The skin renews itself every 28 days. During this renewal process, new skin cells migrate from the bottom to the surface of the skin. The ‘corneocytes’ or the old, dead skin cells flake off the skin, giving way to the new cells. Hyperkeratinisation is the process in which the corneocytes stick on the skin’s surface and fail to peel off. This accumulation of the old skin cells cause pore blockage resulting in the development of primary acne lesions.
The bacterium Propionibacterium Acnes (P. acnes) is always present on the skin. However, it can grow inside the pores where there is an increased production of sebum, which then facilitates the development of acne. The bacteria cause inflammation.
When the clogged pore bursts open, all the sebum and P. acnes bacteria spill onto the surface of the skin. The presence of large numbers of P. acnes bacteria causes your immune system to react, manifesting in inflammatory lesions.
All of the factors above can be triggered by the unhealthy parts of our lifestyle:
Treating our acne depends on what type of acne it is and what caused it.
Identifying which type of acne you have is key to successful treatment. There are two types of pimple: noninflammatory and inflammatory.
Comedones are referred to as noninflammatory acnes. They are hair follicles that are clogged with sebum and dead skin cells. They develop into bumps that are open (blackheads) or closed (whiteheads). Products that may trigger comedones are called “comedogenic” like some makeup. These normally don’t cause swelling.
Pimples that are red and swollen are referred to as inflammatory acne. Sebum, dead skin cells, and bacteria are pushed deep within the skin, clogging up pores and causing inflammatory acne. The inflammation is caused by an infection deep beneath the skin’s surface.
It’s important to understand the difference between hormonal acne and good old-fashioned pimples. Hormonal acne is tied to fluctuations in your hormones such as estrogen, progesterone, androgen, and cortisol (stress hormone). It’s especially common in women.

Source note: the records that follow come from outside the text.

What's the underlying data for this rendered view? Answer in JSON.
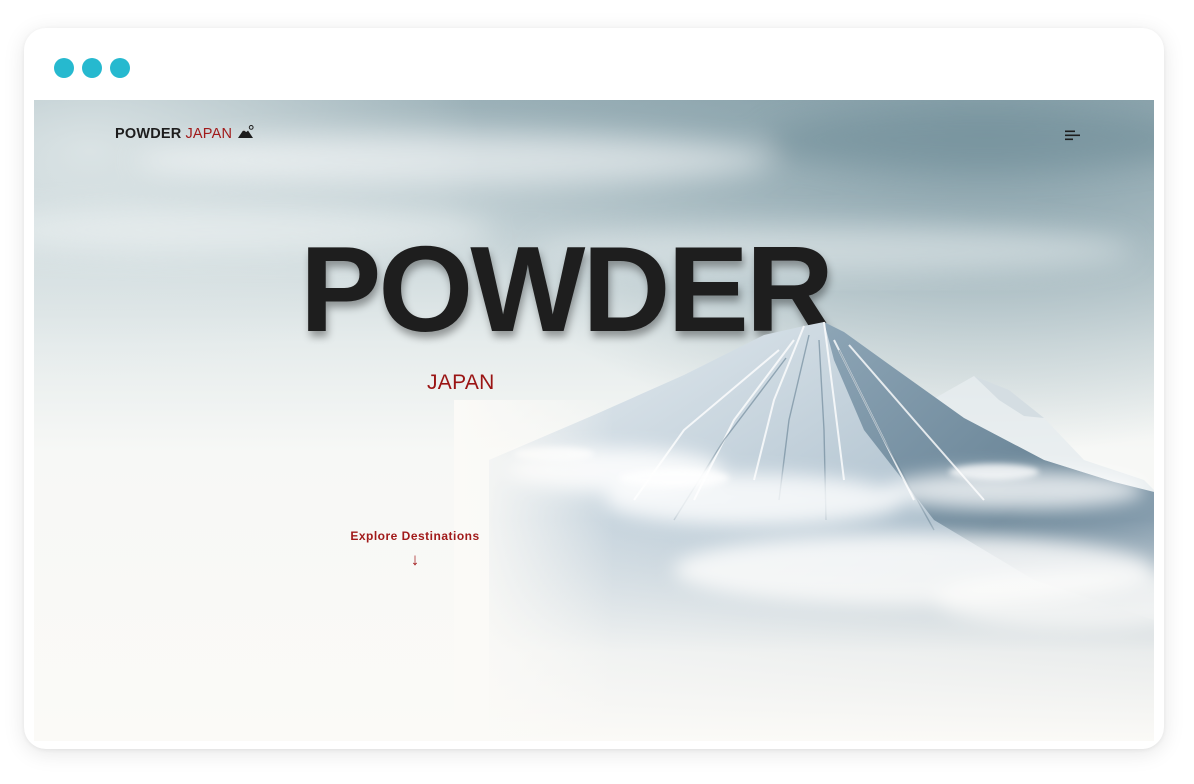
{
  "window": {
    "control_dots": [
      "dot-1",
      "dot-2",
      "dot-3"
    ],
    "dot_color": "#26b9cf"
  },
  "nav": {
    "logo_primary": "POWDER",
    "logo_accent": "JAPAN",
    "logo_icon": "mountain-sun-icon",
    "menu_icon": "menu-lines-icon"
  },
  "hero": {
    "title": "POWDER",
    "subtitle": "JAPAN",
    "cta_label": "Explore Destinations",
    "cta_icon": "↓"
  },
  "colors": {
    "accent": "#a11a1a",
    "title": "#1e1e1e",
    "background": "#fbfaf7"
  }
}
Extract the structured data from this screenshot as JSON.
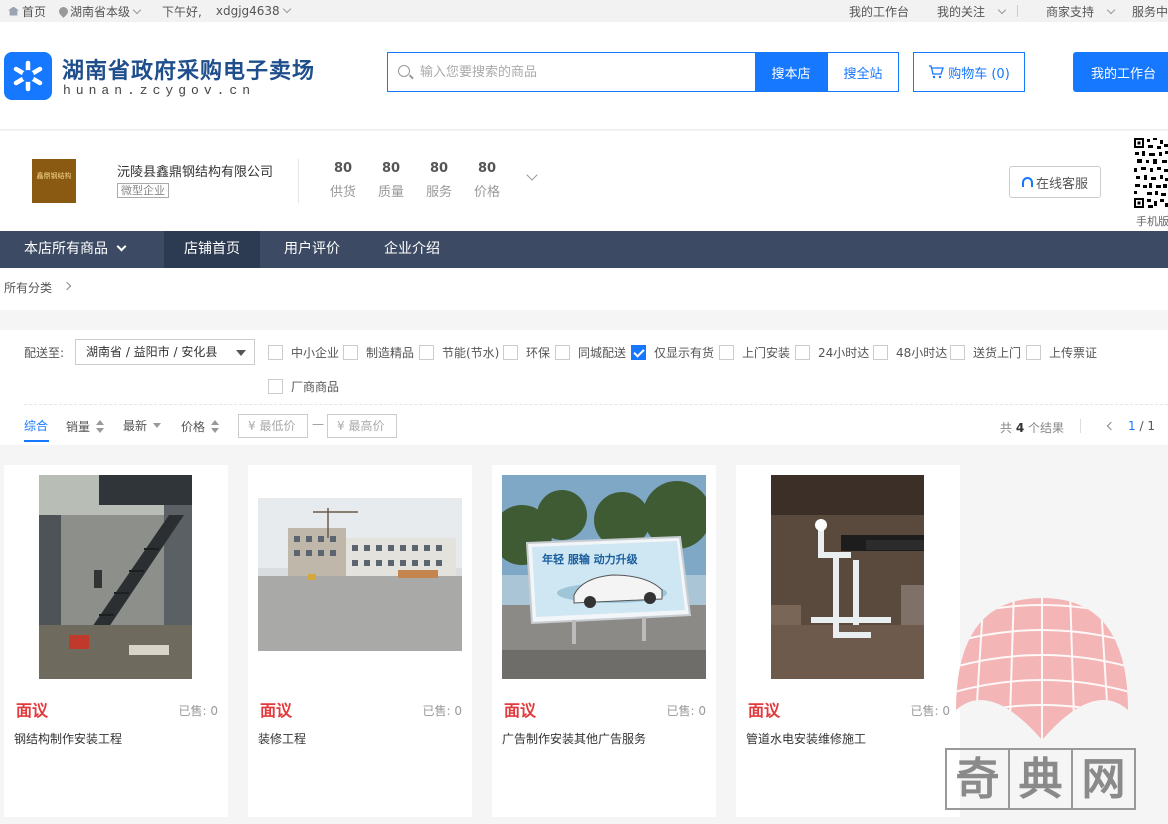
{
  "topbar": {
    "home": "首页",
    "region": "湖南省本级",
    "greeting": "下午好,",
    "username": "xdgjg4638",
    "right_links": [
      "我的工作台",
      "我的关注",
      "商家支持",
      "服务中"
    ]
  },
  "header": {
    "site_title": "湖南省政府采购电子卖场",
    "site_domain": "hunan.zcygov.cn",
    "search_placeholder": "输入您要搜索的商品",
    "search_store_label": "搜本店",
    "search_all_label": "搜全站",
    "cart_label": "购物车 (0)",
    "workbench_label": "我的工作台"
  },
  "shop": {
    "logo_text": "鑫鼎钢结构",
    "name": "沅陵县鑫鼎钢结构有限公司",
    "tag": "微型企业",
    "scores": [
      {
        "value": "80",
        "label": "供货"
      },
      {
        "value": "80",
        "label": "质量"
      },
      {
        "value": "80",
        "label": "服务"
      },
      {
        "value": "80",
        "label": "价格"
      }
    ],
    "service_label": "在线客服",
    "qr_label": "手机版"
  },
  "nav": {
    "items": [
      "本店所有商品",
      "店铺首页",
      "用户评价",
      "企业介绍"
    ],
    "active_index": 1
  },
  "breadcrumb": {
    "root": "所有分类"
  },
  "filter": {
    "ship_label": "配送至:",
    "ship_value": "湖南省 / 益阳市 / 安化县",
    "checkboxes": [
      {
        "label": "中小企业",
        "checked": false
      },
      {
        "label": "制造精品",
        "checked": false
      },
      {
        "label": "节能(节水)",
        "checked": false
      },
      {
        "label": "环保",
        "checked": false
      },
      {
        "label": "同城配送",
        "checked": false
      },
      {
        "label": "仅显示有货",
        "checked": true
      },
      {
        "label": "上门安装",
        "checked": false
      },
      {
        "label": "24小时达",
        "checked": false
      },
      {
        "label": "48小时达",
        "checked": false
      },
      {
        "label": "送货上门",
        "checked": false
      },
      {
        "label": "上传票证",
        "checked": false
      },
      {
        "label": "厂商商品",
        "checked": false
      }
    ],
    "sort": [
      "综合",
      "销量",
      "最新",
      "价格"
    ],
    "price_min_placeholder": "¥ 最低价",
    "price_max_placeholder": "¥ 最高价",
    "price_dash": "—",
    "result_prefix": "共",
    "result_count": "4",
    "result_suffix": "个结果",
    "page_current": "1",
    "page_total": "/ 1"
  },
  "products": [
    {
      "price": "面议",
      "sold": "已售: 0",
      "title": "钢结构制作安装工程"
    },
    {
      "price": "面议",
      "sold": "已售: 0",
      "title": "装修工程"
    },
    {
      "price": "面议",
      "sold": "已售: 0",
      "title": "广告制作安装其他广告服务"
    },
    {
      "price": "面议",
      "sold": "已售: 0",
      "title": "管道水电安装维修施工"
    }
  ],
  "ad_board_text": "年轻 服输 动力升级",
  "watermark": {
    "chars": [
      "奇",
      "典",
      "网"
    ]
  },
  "colors": {
    "brand": "#1677ff",
    "nav_bg": "#3c4b63",
    "price_red": "#e4393c"
  }
}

For some people, hormonal acne takes the form of blackheads, whiteheads, and small pimples. They typically form at the bottom of your cheeks and around the jawline. More often than not, they become inflamed and develop into cysts that tend to pop up in the same place over and over again.
You will know what type of acne you have based on the severity of your acnes. Each type of acne has a different level of severity and causes. All this manifests to different appearances, volume, and pain level.
There are a wide range of prescription oral and topical treatments.
Topical therapy is acne medication that is applied directly to the skin, like gels or creams. Over-the-counter and prescription topical products such as antimicrobial or retinoid creams can often help mild to moderate acne.
Systemic therapy refers to acne medication taken orally or by mouth, like antibiotics. It is mostly used to treat moderate to severe acne.
You may have access to all these treatments, but don’t get too frustrated when they don’t immediately and completely solve the problem. It typically takes about 8- 10 weeks for an acne treatment plan to take full effect. You should also use caution in using too many acne products at once. This may dry your skin, making your pores create more sebum resulting in more acne issues.
Although mild acne may improve with over-the-counter treatments, more severe forms should be treated by dermatologists. They can give you a full and accurate diagnosis. They can also revise your current regimen and incorporate different treatments to maximize your results.